Now what else can we change?  I have an idea, how about our goals.  I was reading through some twitter feeds this morning, (yep, you can find me on twitter too @ZoEmploymentLaw, and yes again, a new twitter name, seeing a pattern here are we?) and I came across an article at CNNMoney announcing the Fortune 100 Best Companies to Work For.  You can find the post at

Number 1 on the list (drum roll please) . . .   SAS.  Not only is SAS (a software company headquartered in North Carolina) #1 but it has been on the list for 14 years.  This is not a “mega” company with tens of thousands of employees and tens of billions of dollars.  In fact, the post classifies SAS as a midsize company with about $2 billion in revenue in 2009 and about 5,600 employees.  So what are they doing right?  Why are their people so happy?

Well, they do have some great benefits.  In fact, the post claims “Its perks are epic: on-site healthcare, high quality childcare at $410 per month, summer camp for kids, car cleaning, a beauty salon, and more — it’s all enough to make a state-of-the-art, 66,000-square-foot gym seem like nothing special by comparison.”  But that is not what jumped out at me.

What jumped off of the screen when I read the short post was how one manager at SAS described the working experience.  According to CNN this manager, who is not named, said people were happy because:  “. . . they feel regarded — seen, attended to and cared for. I have stayed for that reason, and love what I do for that reason.” (I added the emphasis).  Now how cool is that?  Look, your company probably can’t add a great big gym or afford to have on site childcare or a beauty salon, but you can treat people better.  Not only should this be easy for us to do, but it can’t cost that much money.  By the way, I am not saying that you don’t already treat your people well.  But do you treat them so well that they actually notice?  Do they feel so engaged so “regarded” as the SAS manager put it that they love what they do?

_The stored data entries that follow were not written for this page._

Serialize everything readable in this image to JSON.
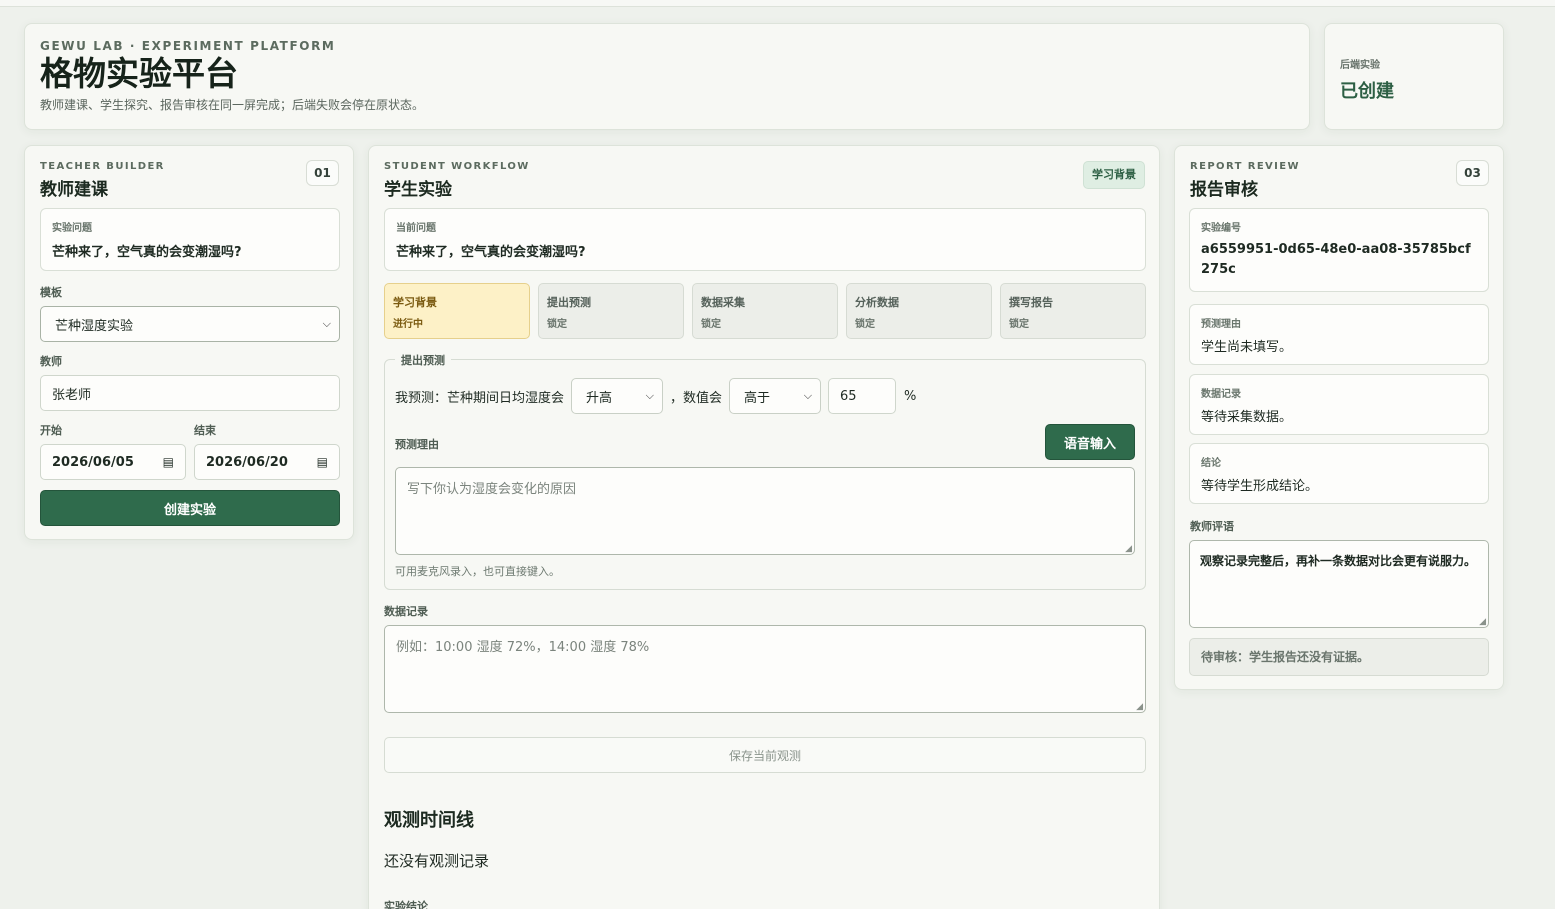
{
  "header": {
    "kicker": "GEWU LAB · EXPERIMENT PLATFORM",
    "title": "格物实验平台",
    "subtitle": "教师建课、学生探究、报告审核在同一屏完成；后端失败会停在原状态。"
  },
  "status_card": {
    "label": "后端实验",
    "value": "已创建"
  },
  "teacher": {
    "kicker": "TEACHER BUILDER",
    "title": "教师建课",
    "number": "01",
    "question_caption": "实验问题",
    "question_value": "芒种来了，空气真的会变潮湿吗?",
    "template_label": "模板",
    "template_value": "芒种湿度实验",
    "teacher_label": "教师",
    "teacher_value": "张老师",
    "start_label": "开始",
    "start_value": "2026/06/05",
    "end_label": "结束",
    "end_value": "2026/06/20",
    "create_button": "创建实验"
  },
  "student": {
    "kicker": "STUDENT WORKFLOW",
    "title": "学生实验",
    "stage_badge": "学习背景",
    "question_caption": "当前问题",
    "question_value": "芒种来了，空气真的会变潮湿吗?",
    "steps": [
      {
        "name": "学习背景",
        "state": "进行中"
      },
      {
        "name": "提出预测",
        "state": "锁定"
      },
      {
        "name": "数据采集",
        "state": "锁定"
      },
      {
        "name": "分析数据",
        "state": "锁定"
      },
      {
        "name": "撰写报告",
        "state": "锁定"
      }
    ],
    "predict": {
      "legend": "提出预测",
      "prefix": "我预测：芒种期间日均湿度会",
      "direction_value": "升高",
      "comma": "，数值会",
      "compare_value": "高于",
      "number_value": "65",
      "unit": "%",
      "reason_label": "预测理由",
      "voice_button": "语音输入",
      "reason_placeholder": "写下你认为湿度会变化的原因",
      "hint": "可用麦克风录入，也可直接键入。"
    },
    "data_label": "数据记录",
    "data_placeholder": "例如：10:00 湿度 72%，14:00 湿度 78%",
    "save_button": "保存当前观测",
    "timeline_title": "观测时间线",
    "timeline_empty": "还没有观测记录",
    "conclusion_label": "实验结论"
  },
  "review": {
    "kicker": "REPORT REVIEW",
    "title": "报告审核",
    "number": "03",
    "id_caption": "实验编号",
    "id_value": "a6559951-0d65-48e0-aa08-35785bcf275c",
    "reason_caption": "预测理由",
    "reason_value": "学生尚未填写。",
    "data_caption": "数据记录",
    "data_value": "等待采集数据。",
    "conclusion_caption": "结论",
    "conclusion_value": "等待学生形成结论。",
    "comment_label": "教师评语",
    "comment_value": "观察记录完整后，再补一条数据对比会更有说服力。",
    "pending_text": "待审核：学生报告还没有证据。"
  }
}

So, managers, HR people, you want a goal for this year that you can put in writing and give to your boss.  One that won’t cost anything but should make a positive impact on the bottom line?  How about making sure that all of your employees feel “regarded”?  Work at making them feel like you see them and care for them.  And when the profits start rolling in, maybe you can put a gym in too.  And that can’t be all bad.